You need to open it as a zip container, you'll find a folder "xl" in it. Within this folder there's the data:
- "./xl/workbook.xml" has the names of the single sheets of the document, in the "<sheet>" section.
- "./xl/sharedStrings.xml" has some data. First column, sometimes more.
- "./xl/worksheets/sheet[x].xml" has the remaining data, where "[x]" is "SheetID" from "workbook.xml"
There might be more, I only had a quick look at it. But these you can access easily, using revZip and simple text file processing. Further investigation was omitted, because I'm allergic to XML ;-)
Have fun!
Re: Odd Excel data?
Posted: Sun Oct 16, 2016 3:30 pm
by dunbarx
Thanks all.
So now I am depressed.
What I wanted to do was to, from LC, read a "live" excel spreadsheet. That is, one that is being updated via another process (written to from an external electronic device)
To explain, I want to type into a spreadsheet, switch to LC and invoke a read of that spreadsheet, I take that text and do stuff with it. I could switch back and forth, typing and reading as the data changes. But if I have to unpack a zip file after each read, unless I can do that under script control, I cannot let that process run untended.
Untended.
The other gadget has a feature to write explicitly to Excel. It does not output to just any old text editor, one that stays in the clear.
I wonder if I can load an old version of Excel that works the old-fashioned way? Did I mention I was depressed?
Craig
Re: Odd Excel data?
Posted: Sun Oct 16, 2016 6:13 pm
by AxWald
Hmm.
dunbarx wrote:What I wanted to do was to, from LC, read a "live" excel spreadsheet. [...] I wonder if I can load an old version of Excel that works the old-fashioned way?
You'd need to save quite often in Excel, else you'd not have fresh data on disc ...
If you'd like to try, just set the output format for "save as" to one of the old versions, this way even a new Excel should write the old formats.
(There might be a format "97-2003 (*.xls)" - this is what I use whenever I have to write MS Office formats; it's the least incompatible)
Or, if you really need to grab live data from Excel, I'd try "do ... as VBScript" or VB via "shell".
Never did VB besides database scripting in Access, but it shouldn't be this hard to find a VB freak that can help you - and Excel would, that's sure, give you even unsaved data each time you ask for. Oh, I actually found
an example!
No reason to feel depressed yet ;-)
Have fun!
Re: Odd Excel data?
Posted: Sun Oct 16, 2016 8:18 pm
by FourthWorld
What is this external device that outputs data specifically in Microsoft Excel's very complex format?

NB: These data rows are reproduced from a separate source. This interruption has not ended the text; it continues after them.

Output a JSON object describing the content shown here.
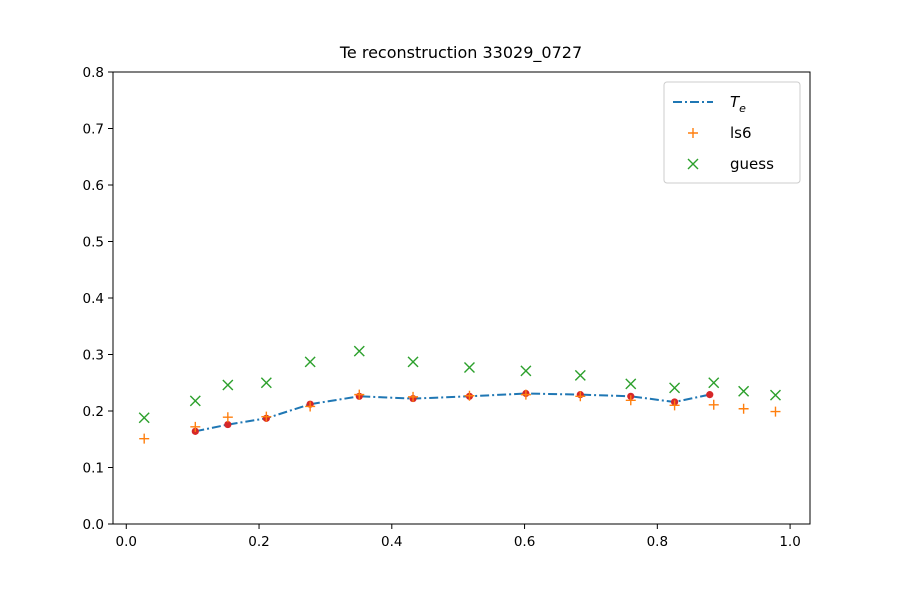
{
  "chart_data": {
    "type": "scatter",
    "title": "Te reconstruction 33029_0727",
    "xlabel": "",
    "ylabel": "",
    "xlim": [
      -0.02,
      1.03
    ],
    "ylim": [
      0.0,
      0.8
    ],
    "x_ticks": [
      "0.0",
      "0.2",
      "0.4",
      "0.6",
      "0.8",
      "1.0"
    ],
    "x_tick_values": [
      0.0,
      0.2,
      0.4,
      0.6,
      0.8,
      1.0
    ],
    "y_ticks": [
      "0.0",
      "0.1",
      "0.2",
      "0.3",
      "0.4",
      "0.5",
      "0.6",
      "0.7",
      "0.8"
    ],
    "y_tick_values": [
      0.0,
      0.1,
      0.2,
      0.3,
      0.4,
      0.5,
      0.6,
      0.7,
      0.8
    ],
    "grid": false,
    "legend_position": "top-right",
    "series": [
      {
        "name": "T",
        "name_subscript": "e",
        "style": "dashdot-line",
        "color": "#1f77b4",
        "marker_color": "#d62728",
        "x": [
          0.104,
          0.153,
          0.211,
          0.277,
          0.351,
          0.432,
          0.517,
          0.602,
          0.684,
          0.76,
          0.826,
          0.879
        ],
        "y": [
          0.164,
          0.176,
          0.187,
          0.212,
          0.226,
          0.222,
          0.226,
          0.231,
          0.229,
          0.226,
          0.216,
          0.229
        ]
      },
      {
        "name": "ls6",
        "style": "plus",
        "color": "#ff7f0e",
        "x": [
          0.027,
          0.104,
          0.153,
          0.211,
          0.277,
          0.351,
          0.432,
          0.517,
          0.602,
          0.684,
          0.76,
          0.826,
          0.885,
          0.93,
          0.978
        ],
        "y": [
          0.151,
          0.172,
          0.189,
          0.19,
          0.208,
          0.229,
          0.225,
          0.227,
          0.229,
          0.226,
          0.219,
          0.21,
          0.211,
          0.204,
          0.199
        ]
      },
      {
        "name": "guess",
        "style": "x",
        "color": "#2ca02c",
        "x": [
          0.027,
          0.104,
          0.153,
          0.211,
          0.277,
          0.351,
          0.432,
          0.517,
          0.602,
          0.684,
          0.76,
          0.826,
          0.885,
          0.93,
          0.978
        ],
        "y": [
          0.188,
          0.218,
          0.246,
          0.25,
          0.287,
          0.306,
          0.287,
          0.277,
          0.271,
          0.263,
          0.248,
          0.241,
          0.25,
          0.235,
          0.228
        ]
      }
    ]
  }
}
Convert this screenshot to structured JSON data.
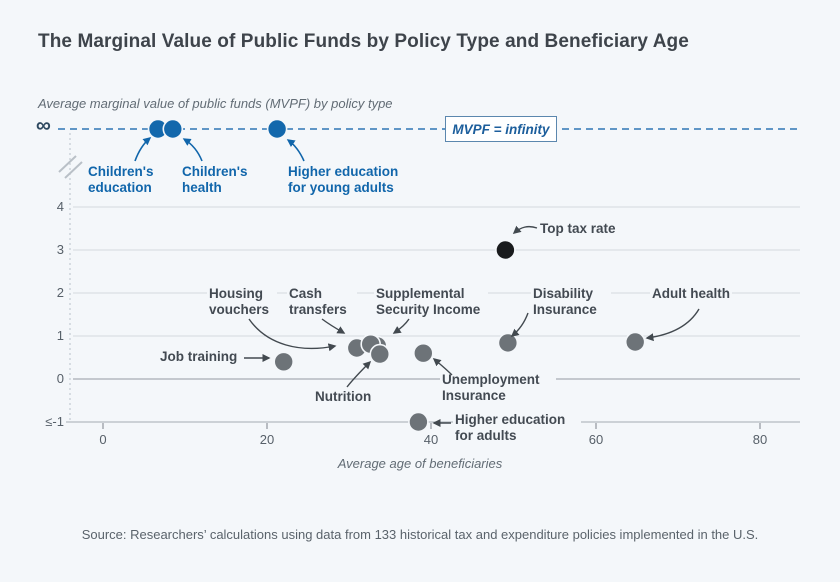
{
  "header": {
    "title": "The Marginal Value of Public Funds by Policy Type and Beneficiary Age"
  },
  "chart": {
    "y_axis_title": "Average marginal value of public funds (MVPF) by policy type",
    "x_axis_title": "Average age of beneficiaries",
    "infinity_symbol": "∞",
    "infinity_box_label": "MVPF = infinity",
    "y_ticks": [
      "4",
      "3",
      "2",
      "1",
      "0",
      "≤-1"
    ],
    "x_ticks": [
      "0",
      "20",
      "40",
      "60",
      "80"
    ]
  },
  "chart_data": {
    "type": "scatter",
    "title": "The Marginal Value of Public Funds by Policy Type and Beneficiary Age",
    "xlabel": "Average age of beneficiaries",
    "ylabel": "Average marginal value of public funds (MVPF) by policy type",
    "x_range": [
      0,
      80
    ],
    "y_range": [
      "≤-1",
      "infinity"
    ],
    "grid": true,
    "annotation": "MVPF = infinity",
    "colors": {
      "blue": "#1368ac",
      "gray": "#6d7378",
      "black": "#191b1d",
      "background": "#f4f7fa"
    },
    "points": [
      {
        "label": "Children's education",
        "age": 6.7,
        "mvpf": "infinity",
        "color": "#1368ac"
      },
      {
        "label": "Children's health",
        "age": 8.5,
        "mvpf": "infinity",
        "color": "#1368ac"
      },
      {
        "label": "Higher education for young adults",
        "age": 21.2,
        "mvpf": "infinity",
        "color": "#1368ac"
      },
      {
        "label": "Job training",
        "age": 22,
        "mvpf": 0.4,
        "color": "#6d7378"
      },
      {
        "label": "Housing vouchers",
        "age": 30.9,
        "mvpf": 0.72,
        "color": "#6d7378"
      },
      {
        "label": "Supplemental Security Income",
        "age": 33.4,
        "mvpf": 0.77,
        "color": "#6d7378"
      },
      {
        "label": "Cash transfers",
        "age": 32.6,
        "mvpf": 0.81,
        "color": "#6d7378"
      },
      {
        "label": "Nutrition",
        "age": 33.7,
        "mvpf": 0.58,
        "color": "#6d7378"
      },
      {
        "label": "Unemployment Insurance",
        "age": 39,
        "mvpf": 0.6,
        "color": "#6d7378"
      },
      {
        "label": "Disability Insurance",
        "age": 49.3,
        "mvpf": 0.84,
        "color": "#6d7378"
      },
      {
        "label": "Adult health",
        "age": 64.8,
        "mvpf": 0.86,
        "color": "#6d7378"
      },
      {
        "label": "Top tax rate",
        "age": 49,
        "mvpf": 3.0,
        "color": "#191b1d"
      },
      {
        "label": "Higher education for adults",
        "age": 38.4,
        "mvpf": -1,
        "mvpf_display": "≤-1",
        "color": "#6d7378"
      }
    ]
  },
  "footer": {
    "source": "Source: Researchers’ calculations using data from 133 historical tax and expenditure policies implemented in the U.S."
  }
}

Does it offer any simpler, more common options?
Re: Odd Excel data?
Posted: Mon Oct 17, 2016 5:30 am
by dunbarx
@AxWald.
I will try that, creating a file in an older format that may not be so "modern".
@Richard.
What is this external device that outputs data specifically in Microsoft Excel's very complex format?
It is a light meter, a very sophisticated one, that can output via USB to an excel spreadsheet. A front end manages the discourse. Interestingly, I am never going to save the spreadsheet itself. It is only a vehicle to get data from that gadget into LC. After each session I will likely empty the contents. The reason for that being that the gadget will continually write CSV data, appending forever, and I do not want to exceed the limits of the spreadsheet itself. I will trigger an event externally, and read only the last bits of data at the "end" of the file. Each new trigger will invoke a new write to excel, a new read into LC, and a new result for me after I separate out the new info.
An untended live process with events about every ten seconds.
Craig
Re: Odd Excel data?
Posted: Mon Oct 17, 2016 6:10 am
by FourthWorld
Does the gadget write in Excel or in CSV format?